Acontece que Miley Cyrus era a Annah Montana, uma menina Disney muito conhecida e admirada pela minha filha, e muitas meninas da idade dela. Para além da televisão, ela entrou cá em casa em forma de capas escolares, esferográficas e outras coisas do tipo. Isso quer dizer alguma coisa. No mínimo que a minha filha gostava dela, no máximo que queria ser como ela. Não creio que tenha chegado a tanto, mas certamente muitas meninas sonharam com isso. Há, portanto, aqui um peso de influência que poderemos questionar, enquanto pais e educadores, se nos interessa ou não, desmontar.
Desapareceu a Annah Montana, mas ficou Miley Cyrus e as meninas que gostavam da primeira, seguiram o percurso da segunda. Sucede que à inocente Annah Montana, sobrepôs-se a "sabida" Miley Cyrus, colocando-se nas antípodas da sua predecessora. A minha filha não cresceu assim tanto, felizmente. E por isso, não entendeu esta mudança brutal no visual e comportamento da cantora. A confusão, entre personagem e pessoa real acontece frequentemente, quando um papel se cola ao actor durante muito tempo e sobretudo quando se dirige a um público ainda em formação, como infanto-juvenil.
A incompreensão deve ser global, mas eu não lhe prestei atenção. Até a Letícia ter desabafado, incrédula:
- A Miley Cyrus ficou maluca! Anda a lamber martelos, e a dançar quase nua em cima de uma bola, no vídeo dela!
Perguntei-lhe se ela imaginava porque a cantora se comportava assim, e a conversa alargou-se a questões que se prendem com o trabalho infantil nas artes, o consumo, o sexo e a fama. Parece cedo demais? Eu também pensava.

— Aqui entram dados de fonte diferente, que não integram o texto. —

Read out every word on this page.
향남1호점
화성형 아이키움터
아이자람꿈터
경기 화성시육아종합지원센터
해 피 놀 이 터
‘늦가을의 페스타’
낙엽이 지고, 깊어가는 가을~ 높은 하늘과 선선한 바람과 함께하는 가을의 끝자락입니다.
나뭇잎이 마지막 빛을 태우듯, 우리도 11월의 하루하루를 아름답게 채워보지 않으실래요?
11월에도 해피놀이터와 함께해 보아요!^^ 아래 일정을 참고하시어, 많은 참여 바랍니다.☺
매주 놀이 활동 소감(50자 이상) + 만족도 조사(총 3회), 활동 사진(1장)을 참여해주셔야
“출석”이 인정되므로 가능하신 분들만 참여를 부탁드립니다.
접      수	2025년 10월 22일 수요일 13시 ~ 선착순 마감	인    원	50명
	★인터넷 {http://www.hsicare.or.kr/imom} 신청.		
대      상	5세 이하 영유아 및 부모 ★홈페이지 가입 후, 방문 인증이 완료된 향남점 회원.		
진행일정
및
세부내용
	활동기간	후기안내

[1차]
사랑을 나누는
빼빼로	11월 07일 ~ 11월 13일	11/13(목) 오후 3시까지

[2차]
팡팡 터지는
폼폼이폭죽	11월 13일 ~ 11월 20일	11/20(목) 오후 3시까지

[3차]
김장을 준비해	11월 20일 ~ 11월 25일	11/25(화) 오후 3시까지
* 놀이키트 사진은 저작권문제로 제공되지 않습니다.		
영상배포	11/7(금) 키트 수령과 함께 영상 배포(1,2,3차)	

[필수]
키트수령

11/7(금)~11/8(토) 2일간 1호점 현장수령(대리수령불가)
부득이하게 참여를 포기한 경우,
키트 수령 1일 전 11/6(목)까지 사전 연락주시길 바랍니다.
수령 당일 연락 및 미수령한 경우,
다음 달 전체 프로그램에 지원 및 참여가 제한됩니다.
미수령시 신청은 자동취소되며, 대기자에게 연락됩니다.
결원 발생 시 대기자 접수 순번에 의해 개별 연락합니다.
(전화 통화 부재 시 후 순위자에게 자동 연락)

Acredito que a fusão entre Annah Montana e Miley Cyrus foi propositada, para dar consistência e promoção à personagem; assim como acredito que esta transformação última, foi deliberada para colocar um basta à imagem construída pela menina Disney. Se a ideia foi dela, ou de alguém da sua entourage, não se sabe ao certo, e também não me parece muito importante. Quem cresceu sendo uma figura famosa, fica cativa de terceiros, seja de que forma for.
A imagem sexy vende, sendo um caminho fácil para quem pretende alcançar o sucesso a qualquer custo. Contudo, uma cantora segura dos seus dotes vocais não permite que a explorem ou a exponham da forma que Miley Cyrus se tem exposto. Mas também, nem sequer tenho a certeza se é possível ser suficientemente autoconfiante, a ponto de saber o que se quer, quando se viveu uma infância como figura pública, rodeada de profissinais que visam o lucro.

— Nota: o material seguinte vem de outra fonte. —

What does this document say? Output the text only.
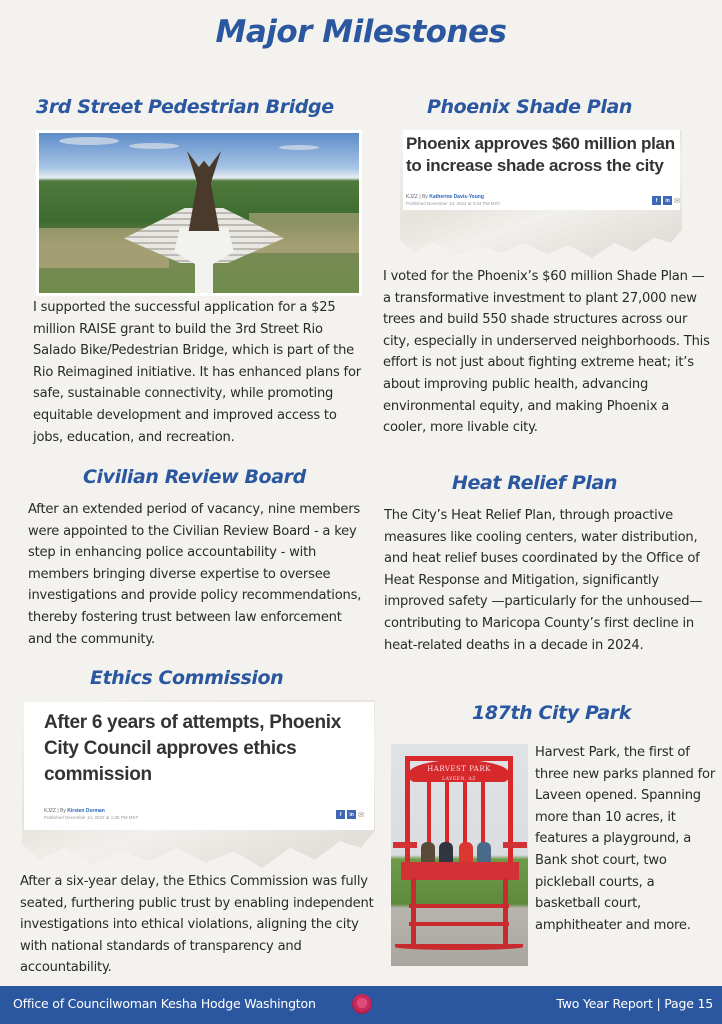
Major Milestones
3rd Street Pedestrian Bridge

I supported the successful application for a $25 million RAISE grant to build the 3rd Street Rio Salado Bike/Pedestrian Bridge, which is part of the Rio Reimagined initiative. It has enhanced plans for safe, sustainable connectivity, while promoting equitable development and improved access to jobs, education, and recreation.

Phoenix Shade Plan
Phoenix approves $60 million plan to increase shade across the city
KJZZ | By Katherine Davis-Young
Published November 14, 2024 at 2:04 PM MST	f	in ✉

I voted for the Phoenix’s $60 million Shade Plan — a transformative investment to plant 27,000 new trees and build 550 shade structures across our city, especially in underserved neighborhoods. This effort is not just about fighting extreme heat; it’s about improving public health, advancing environmental equity, and making Phoenix a cooler, more livable city.

Civilian Review Board

After an extended period of vacancy, nine members were appointed to the Civilian Review Board - a key step in enhancing police accountability - with members bringing diverse expertise to oversee investigations and provide policy recommendations, thereby fostering trust between law enforcement and the community.

Heat Relief Plan

The City’s Heat Relief Plan, through proactive measures like cooling centers, water distribution, and heat relief buses coordinated by the Office of Heat Response and Mitigation, significantly improved safety —particularly for the unhoused—contributing to Maricopa County’s first decline in heat-related deaths in a decade in 2024.

Ethics Commission
After 6 years of attempts, Phoenix City Council approves ethics commission
KJZZ | By Kirsten Dorman
Published December 14, 2023 at 1:35 PM MST	f	in ✉

After a six-year delay, the Ethics Commission was fully seated, furthering public trust by enabling independent investigations into ethical violations, aligning the city with national standards of transparency and accountability.

187th City Park
HARVEST PARK
LAVEEN, AZ

Harvest Park, the first of three new parks planned for Laveen opened. Spanning more than 10 acres, it features a playground, a Bank shot court, two pickleball courts, a basketball court, amphitheater and more.

Office of Councilwoman Kesha Hodge Washington	Two Year Report | Page 15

Lembrei-me de Sinead O'Connor, uma cantora de quem gosto muito, e que num gesto de revolta, quando sentiu a pressão para apresentar uma imagem mais sexy, rapou o cabelo.
Recordei-me, e contei-lhe, a resposta de Adele, quando a pressionaram para perder peso: " Eu não faço música para os olhos, faço música para os ouvidos".

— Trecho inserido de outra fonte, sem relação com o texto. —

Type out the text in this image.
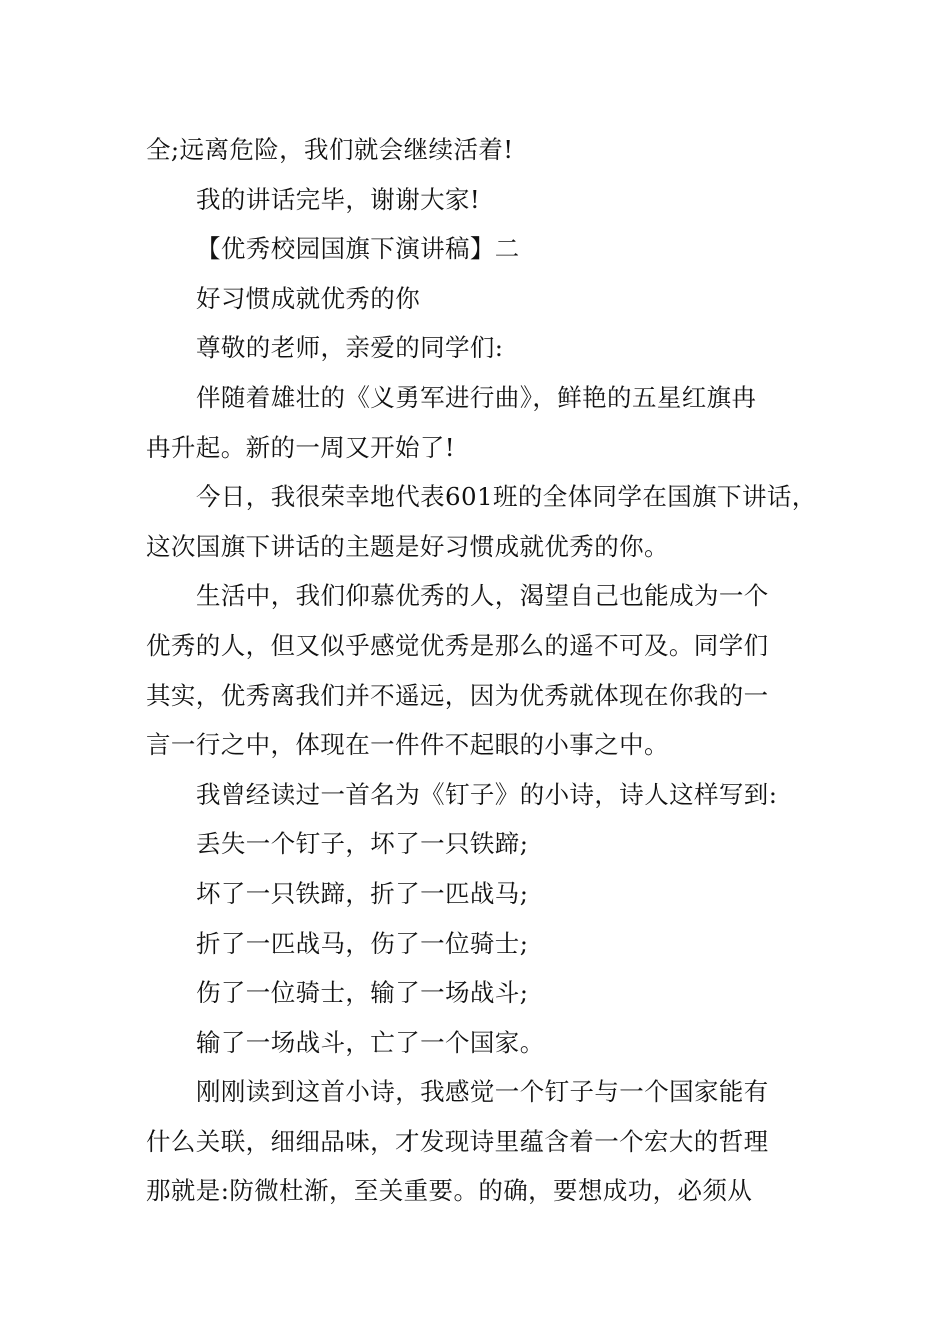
全;远离危险，我们就会继续活着!
我的讲话完毕，谢谢大家!
【优秀校园国旗下演讲稿】二
好习惯成就优秀的你
尊敬的老师，亲爱的同学们:
伴随着雄壮的《义勇军进行曲》，鲜艳的五星红旗冉
冉升起。新的一周又开始了!
今日，我很荣幸地代表601班的全体同学在国旗下讲话，
这次国旗下讲话的主题是好习惯成就优秀的你。
生活中，我们仰慕优秀的人，渴望自己也能成为一个
优秀的人，但又似乎感觉优秀是那么的遥不可及。同学们
其实，优秀离我们并不遥远，因为优秀就体现在你我的一
言一行之中，体现在一件件不起眼的小事之中。
我曾经读过一首名为《钉子》的小诗，诗人这样写到:
丢失一个钉子，坏了一只铁蹄;
坏了一只铁蹄，折了一匹战马;
折了一匹战马，伤了一位骑士;
伤了一位骑士，输了一场战斗;
输了一场战斗，亡了一个国家。
刚刚读到这首小诗，我感觉一个钉子与一个国家能有
什么关联，细细品味，才发现诗里蕴含着一个宏大的哲理
那就是:防微杜渐，至关重要。的确，要想成功，必须从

O que estas cantoras têm em comum? O talento. Vozes poderosas que não necessitam mais do que isso. E vozes interiores que as instigam a percorrer um caminho, talvez mais difícil mas também mais digno e leal ao dom que possuem.
Nada a fazer, quando as pessoas são atiradas para as feras, ainda pequeninas, e lhes sonegam a infância. Acho que é aí, que lhes roubam a oportunidade de aprenderem a ouvir a sua voz interior. E elas ficam, assim, pequeninas e perdidas, senão para sempre, durante muito, muito tempo.
Para ilustrar a conversa, a Letícia quis ouvir uma música da Sinead O'Connor. Escolhi uma das minhas favoritas de sempre. Há coisas que ficam porque marcam, independentes de modas e polémicas, outras que apenas vão ficando. E é isto que eu quero que a minha filha compreenda, há pessoas que podem inspirar-nos e outras que, claramente, não. Temos apenas de saber identificá-las.
É muito cedo, para tal? Realmente não me parece.